I’m not going to reproduce here chapter 11’s tour through Systems Thinking and related fields—I’ll jump straight to some of my conclusions. If they leave you hungry for the detail, you’ll have to read the book!
The Method’s Design
Several elements of the Kanban Method have their roots in the models outlined in this chapter. In particular:
- The transparency practices (Chapter 1) create new leverage points, making the system more open to challenge and improvement. Furthermore, they can promote self-organization, a strategy for resilience in the presence of uncertainty.
- Core practice 5, Improve collaboratively, evolve experimentally, connectscollaboration (Chapter 3), knowledge, experimentation, shared learning, and evolutionary change.
- Kanban shares with Lean (Chapter 13) a Systems Thinking approach to leadership(Chapter 6). In the long run, organizations get the leadership they deserve, the kind that their system recruits, encourages, and promotes. It follows that the most enduring organizations are those that have paid attention to this.
- Albeit implicitly, the first foundational principle, start with what you do now, points both to Systems Thinking and to evolutionary change. I’ve added some extra emphasis by abstracting from this principle the understanding value (Chapter 7)—the goal is for organizations to value understanding and to have the discipline to make it the precursor to change.
- Evolutionary change is explicit in the second foundational principle, agree to pursue incremental, evolutionary change (see Chapter 8, agreement).

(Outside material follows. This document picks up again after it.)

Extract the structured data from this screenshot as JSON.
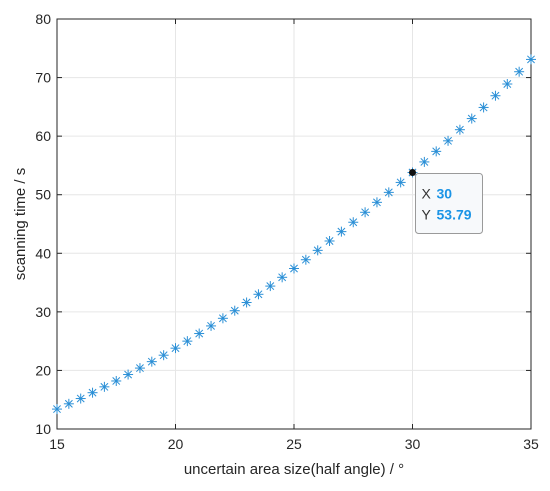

Earlier chapters have made it clear that the Kanban Method leaves room for interpretation. This is a strength. It is articulated sufficiently clearly for a community to rally around it, yet it is applied with sufficient diversity that its community continues to learn, to develop lower-level practices, and to share experiences. It is satisfying to observe that the Kanban community itself demonstrates in some measure all five of Senge’s characteristics of the Learning Organization.
Neither Kanban nor Systems Thinking should be one-off exercises or specialist, “ivory tower” disciplines that are kept separate from where the “real work” is done. John Gall advises this (sometimes known as Gall’s law):
A complex system that works is invariably found to have evolved from a simple system that worked. The inverse proposition also appears to be true: A complex system designed from scratch never works and cannot be made to work. You have to start over, beginning with a working simple system.

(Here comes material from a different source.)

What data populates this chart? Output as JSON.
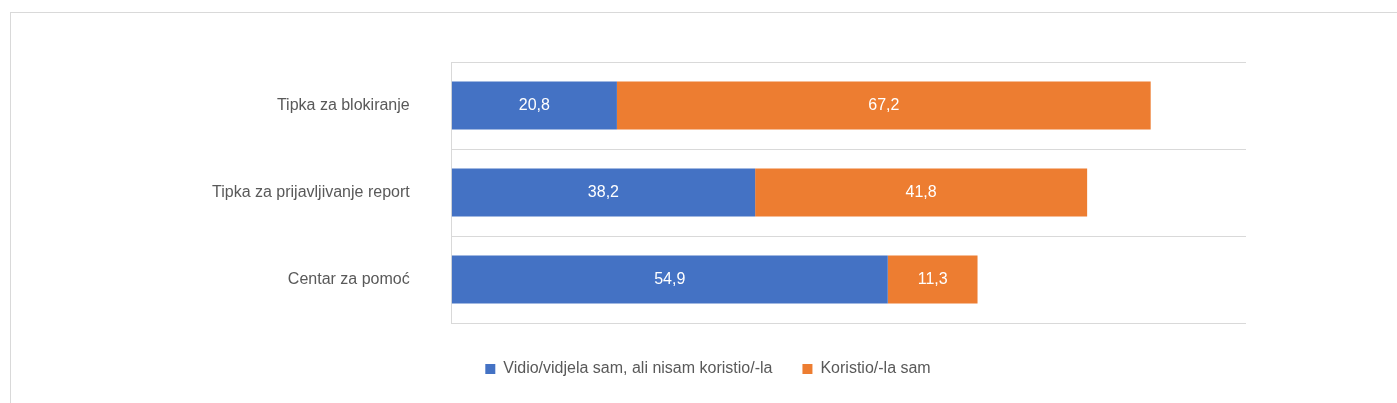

Don’t worry that every step must be right first time. Keeping the system in motion withsafe-to-fail experiments, there’s a limit to how much harm any one step can do, and any local difficulties will soon shake out. Under these conditions, suboptimization—the localized improvement that makes things worse globally—is less a problem than the loss of momentum caused by fear of it. “The perfect is the enemy of the good,” as they say.